We consider the two distributions $$ p_t = p_0 * N(0, tI),\quad q_t = q_0 * N(0, t I), $$ where $*$ denotes the convolution between two densities, while $p_0$ and $q_0$ have the same mean and variance. In particular, we assume that $q_0$ is $N(0, I)$. In other words, we consider two random variables $$ X_t = X_0 + N(0, t I)\sim p_t, \quad Y_t = Y_0 + N(0, tI)\sim q_t, $$ where $X_0\sim p_0$ and $Y_0\sim q_0 = N(0, I)$.

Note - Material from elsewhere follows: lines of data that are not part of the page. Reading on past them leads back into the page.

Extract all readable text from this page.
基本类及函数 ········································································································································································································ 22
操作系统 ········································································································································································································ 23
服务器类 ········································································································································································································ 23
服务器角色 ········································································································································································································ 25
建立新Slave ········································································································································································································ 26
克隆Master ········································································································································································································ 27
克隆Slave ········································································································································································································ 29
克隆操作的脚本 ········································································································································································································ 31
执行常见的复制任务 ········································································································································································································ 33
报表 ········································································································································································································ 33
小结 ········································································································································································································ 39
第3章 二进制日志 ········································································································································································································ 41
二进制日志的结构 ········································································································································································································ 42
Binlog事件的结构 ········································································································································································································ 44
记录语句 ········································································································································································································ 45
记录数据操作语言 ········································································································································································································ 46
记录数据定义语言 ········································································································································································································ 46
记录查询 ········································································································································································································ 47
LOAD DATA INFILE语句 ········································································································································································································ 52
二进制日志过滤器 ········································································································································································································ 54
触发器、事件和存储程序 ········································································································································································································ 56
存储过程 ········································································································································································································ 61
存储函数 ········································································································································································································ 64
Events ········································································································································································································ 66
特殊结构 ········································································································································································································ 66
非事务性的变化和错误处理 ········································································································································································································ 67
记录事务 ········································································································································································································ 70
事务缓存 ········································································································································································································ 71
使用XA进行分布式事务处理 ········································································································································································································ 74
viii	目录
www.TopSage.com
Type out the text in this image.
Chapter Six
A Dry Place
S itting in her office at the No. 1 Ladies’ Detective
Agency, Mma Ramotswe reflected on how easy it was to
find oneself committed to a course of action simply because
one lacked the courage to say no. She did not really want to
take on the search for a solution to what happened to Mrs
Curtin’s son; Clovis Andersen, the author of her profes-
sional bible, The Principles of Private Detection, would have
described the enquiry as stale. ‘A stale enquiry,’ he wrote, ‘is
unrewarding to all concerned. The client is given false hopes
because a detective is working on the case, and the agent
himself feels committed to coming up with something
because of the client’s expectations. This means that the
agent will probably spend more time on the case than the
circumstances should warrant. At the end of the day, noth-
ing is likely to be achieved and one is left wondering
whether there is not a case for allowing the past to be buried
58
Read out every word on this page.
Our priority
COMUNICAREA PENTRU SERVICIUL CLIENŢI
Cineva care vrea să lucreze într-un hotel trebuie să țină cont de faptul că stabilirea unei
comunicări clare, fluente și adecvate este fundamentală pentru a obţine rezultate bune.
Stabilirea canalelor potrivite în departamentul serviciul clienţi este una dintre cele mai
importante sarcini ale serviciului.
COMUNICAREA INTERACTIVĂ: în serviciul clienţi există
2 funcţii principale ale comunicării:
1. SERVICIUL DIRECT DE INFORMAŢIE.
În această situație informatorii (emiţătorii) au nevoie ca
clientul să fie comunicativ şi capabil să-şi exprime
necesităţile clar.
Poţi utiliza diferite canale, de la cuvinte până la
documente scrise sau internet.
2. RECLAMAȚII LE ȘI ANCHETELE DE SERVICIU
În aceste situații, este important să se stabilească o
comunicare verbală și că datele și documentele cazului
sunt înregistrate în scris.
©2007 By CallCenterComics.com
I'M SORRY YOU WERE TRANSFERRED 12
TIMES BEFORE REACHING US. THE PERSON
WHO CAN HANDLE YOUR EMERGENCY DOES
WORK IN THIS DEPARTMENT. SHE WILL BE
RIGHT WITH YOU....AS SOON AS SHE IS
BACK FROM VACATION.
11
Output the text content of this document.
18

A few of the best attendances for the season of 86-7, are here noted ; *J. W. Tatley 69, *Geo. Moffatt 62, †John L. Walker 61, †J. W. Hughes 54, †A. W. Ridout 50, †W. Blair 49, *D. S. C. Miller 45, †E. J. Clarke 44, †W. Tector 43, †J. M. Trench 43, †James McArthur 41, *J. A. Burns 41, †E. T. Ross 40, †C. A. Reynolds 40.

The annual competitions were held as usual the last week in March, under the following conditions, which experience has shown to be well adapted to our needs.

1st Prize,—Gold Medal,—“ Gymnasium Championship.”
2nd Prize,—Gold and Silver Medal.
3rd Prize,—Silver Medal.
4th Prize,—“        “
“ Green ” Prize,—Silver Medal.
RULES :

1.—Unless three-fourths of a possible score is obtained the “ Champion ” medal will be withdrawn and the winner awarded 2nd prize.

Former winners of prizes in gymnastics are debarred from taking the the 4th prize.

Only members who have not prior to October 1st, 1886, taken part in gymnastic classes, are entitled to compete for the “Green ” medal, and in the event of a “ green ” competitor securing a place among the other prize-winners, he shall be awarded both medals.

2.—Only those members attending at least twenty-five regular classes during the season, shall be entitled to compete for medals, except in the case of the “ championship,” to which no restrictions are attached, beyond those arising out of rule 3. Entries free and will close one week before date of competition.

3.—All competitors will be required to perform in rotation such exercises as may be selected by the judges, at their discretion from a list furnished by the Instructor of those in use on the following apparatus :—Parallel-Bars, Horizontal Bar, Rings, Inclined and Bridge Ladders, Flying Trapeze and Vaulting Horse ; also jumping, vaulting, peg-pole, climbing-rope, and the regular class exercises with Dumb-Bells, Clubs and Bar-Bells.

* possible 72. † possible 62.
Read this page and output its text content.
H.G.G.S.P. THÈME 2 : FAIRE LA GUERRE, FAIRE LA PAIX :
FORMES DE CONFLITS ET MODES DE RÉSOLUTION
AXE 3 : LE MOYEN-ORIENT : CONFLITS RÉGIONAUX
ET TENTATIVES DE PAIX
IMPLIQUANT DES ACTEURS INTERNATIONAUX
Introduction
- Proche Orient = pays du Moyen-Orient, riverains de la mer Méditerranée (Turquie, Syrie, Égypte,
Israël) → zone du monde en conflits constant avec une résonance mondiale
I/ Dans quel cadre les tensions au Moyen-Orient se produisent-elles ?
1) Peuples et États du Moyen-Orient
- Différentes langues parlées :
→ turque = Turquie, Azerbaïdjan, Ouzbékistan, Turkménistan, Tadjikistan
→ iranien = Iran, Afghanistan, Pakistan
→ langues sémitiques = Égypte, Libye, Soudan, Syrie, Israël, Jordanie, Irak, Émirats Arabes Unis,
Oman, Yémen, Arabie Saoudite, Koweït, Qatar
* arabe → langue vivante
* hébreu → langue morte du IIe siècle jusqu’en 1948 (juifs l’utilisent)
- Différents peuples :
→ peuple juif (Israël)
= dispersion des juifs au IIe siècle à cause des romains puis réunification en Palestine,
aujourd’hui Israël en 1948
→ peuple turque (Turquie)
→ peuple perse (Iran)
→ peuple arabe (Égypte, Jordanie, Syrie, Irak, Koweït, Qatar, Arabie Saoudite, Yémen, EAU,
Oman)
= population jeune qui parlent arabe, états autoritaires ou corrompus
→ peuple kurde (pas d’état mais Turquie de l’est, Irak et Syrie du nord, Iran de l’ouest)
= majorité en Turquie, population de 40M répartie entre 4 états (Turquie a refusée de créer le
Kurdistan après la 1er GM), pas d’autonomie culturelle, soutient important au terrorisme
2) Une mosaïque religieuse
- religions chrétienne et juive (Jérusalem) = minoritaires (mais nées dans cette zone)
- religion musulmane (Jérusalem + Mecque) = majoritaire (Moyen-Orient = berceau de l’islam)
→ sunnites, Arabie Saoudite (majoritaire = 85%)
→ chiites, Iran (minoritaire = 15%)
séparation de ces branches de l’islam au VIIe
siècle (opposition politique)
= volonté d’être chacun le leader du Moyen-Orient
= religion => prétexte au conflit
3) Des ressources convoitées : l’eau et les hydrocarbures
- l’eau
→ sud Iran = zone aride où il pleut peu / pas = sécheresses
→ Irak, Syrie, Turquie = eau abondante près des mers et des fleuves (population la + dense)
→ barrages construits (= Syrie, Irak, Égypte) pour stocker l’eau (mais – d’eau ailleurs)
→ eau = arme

We are interested in characterizing the evolution of $$ \text{KL}(p_t, q_t) = \int p_t \log \left(\frac{p_t}{q_t}\right) dx $$ along $t$. In particular, we aim to prove:

(i) $\text{KL}(p_t, q_t)$ is monotonically decreasing along $t$;

(ii) $\text{KL}(p_t, q_t)$ is convex along t;

(iii) $\text{KL}(p_t, q_t)$ is smooth along t, that is, $\frac{d^2\text{KL}(p_t, q_t)}{dt^2} $ is upper bounded.

(Comment: As pointed out by Jon, (i) follows directly from the data processing inequality. As pointed out by Nawaf, (ii) also holds.)